Using the simulation with ``gym.Env``
===================================
`gym.Env <https://gymnasium.farama.org/api/env/>`_ is a framework to produce a live simulation that can be incremented in parallel.
Most commonly this is used in RL applications, like for Rllib or Stable Baselines, as their high computational cost requires the efficiency of parallelization.

In order to change the the simulation into a gym.Env, subclass ``gym.Env`` and the ``DeepSurveySim.Survey`` functionality.
It is recommended to check your work with gym's `Envoriment Checker <https://gymnasium.farama.org/api/utils/#environment-checking>`_ before using it in any application.

Initialization
---------------

The initalization method of the subclass has to initalize both the ``Survey`` and ``Env`` super classes.
In the case of the ``Survey``, this just means calling the ``super().__init__()`` method with the necessary configuration files.
For ``Env``, this means including the ``self.action_space`` and ``self.observation_space`` attributes.

The bare requirements for an initalized action space is as follows:

.. code-block:: python

    def __init__(self, obs_config, survey_config):
        super().__init__(observatory_config=obs_config, survey_config=survey_config)

        self.action_space = self.generate_action_space()
        self.observation_space = self.generation_observation_space()


Action Space
--------------------------
These ``spaces`` must be either ``spaces.Box``, ``spaces.Discrete`` instances,  (in the case of actions that are single variables), or ``spaces.Dict`` instances (where they are made up of multiple variables).
`View the spaces documentation for further details. <https://gymnasium.farama.org/api/spaces/>`_

For this specific program, the logical action space is made up of the variables that are input into ``Survey.update()``, the continious ``ra``, ``decl`` and the discete ``band``.
This would produce an action space

.. code-block:: python

    spaces.Dict(
        {
        "ra": spaces.Box(low=0, high=360, shape=(1,), dtype=np.float32),
        "decl": spaces.Box(low=-90.0, high=90.0, shape=(1,), dtype=np.float32),
        "band": spaces.Discrete(len(self.observator.band_wavelengths))
        }
    )

However, some of these actions can be held constant, and thus the action space becomes:

.. code-block:: python

    spaces.Box(low=0, high=360, shape=(1,), dtype=np.float32)
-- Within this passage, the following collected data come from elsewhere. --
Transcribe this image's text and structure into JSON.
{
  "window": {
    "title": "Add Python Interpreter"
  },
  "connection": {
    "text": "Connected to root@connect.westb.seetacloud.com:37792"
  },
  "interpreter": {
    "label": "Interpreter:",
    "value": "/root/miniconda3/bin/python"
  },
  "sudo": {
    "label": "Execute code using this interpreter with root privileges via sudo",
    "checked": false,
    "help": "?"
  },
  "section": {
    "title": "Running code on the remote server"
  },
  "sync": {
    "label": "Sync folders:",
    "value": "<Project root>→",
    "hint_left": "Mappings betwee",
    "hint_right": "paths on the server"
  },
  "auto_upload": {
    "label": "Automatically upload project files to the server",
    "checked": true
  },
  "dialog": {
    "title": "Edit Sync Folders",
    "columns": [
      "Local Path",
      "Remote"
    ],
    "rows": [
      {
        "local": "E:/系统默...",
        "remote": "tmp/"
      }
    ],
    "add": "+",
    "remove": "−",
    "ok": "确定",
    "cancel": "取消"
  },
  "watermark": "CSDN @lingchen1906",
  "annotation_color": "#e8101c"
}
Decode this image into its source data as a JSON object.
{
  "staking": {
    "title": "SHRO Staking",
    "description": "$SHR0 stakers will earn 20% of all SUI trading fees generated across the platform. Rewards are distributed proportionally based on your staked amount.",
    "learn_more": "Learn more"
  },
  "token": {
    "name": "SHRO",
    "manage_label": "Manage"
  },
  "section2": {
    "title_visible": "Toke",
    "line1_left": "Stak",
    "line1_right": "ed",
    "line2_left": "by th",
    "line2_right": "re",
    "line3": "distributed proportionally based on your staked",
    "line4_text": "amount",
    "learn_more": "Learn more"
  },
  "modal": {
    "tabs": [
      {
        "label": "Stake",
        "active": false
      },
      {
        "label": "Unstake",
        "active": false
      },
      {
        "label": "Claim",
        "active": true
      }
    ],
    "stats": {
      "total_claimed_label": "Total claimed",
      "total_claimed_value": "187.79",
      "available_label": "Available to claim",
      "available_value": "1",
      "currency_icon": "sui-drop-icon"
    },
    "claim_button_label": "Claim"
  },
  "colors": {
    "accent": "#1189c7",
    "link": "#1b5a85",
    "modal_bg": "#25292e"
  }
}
Or if you wish to descetize the action space (the below example assumes the ``step`` function maps the actions to 10 unique ra/decl options; it would also be useful to store this map in the envoriment's ``__init__``):

.. code-block:: python

    spaces.Dict(
        {
        "ra": spaces.Discrete(10),
        "decl": spaces.Discrete(10),
        "band": spaces.Discrete(len(self.observator.band_wavelengths))
        }
    )

Observation Space
-------------------

The observation space behaves very simularly to the action space in terms of programming.
The only difference is that this defines the format of the expected output of ``step`` method.
By consequence, it is encouraged to only define the observation in terms of the variables in ``Survey.observatory_variables``.

For example, a configuration file that contains the line

.. code-block:: yaml

    variables: ["airmass", 'ha']

Would logically have the ``observation_space``:

.. code-block:: python

    spaces.Dict(
        {
        "airmass": spaces.Box(low=-100000, high=100000, shape=(1,), dtype=np.float32),
        "ha": spaces.Box(low=-100000, high=100000, shape=(1,), dtype=np.float32),
        }
    )

This space is much larger than is stricitly required for these variables, but if you wish to define the spaces automatically, using this wider range is encouraged.

Step and Reset
---------------
``step`` and ``reset`` are also required by ``gym.Env``, and are the core of the program.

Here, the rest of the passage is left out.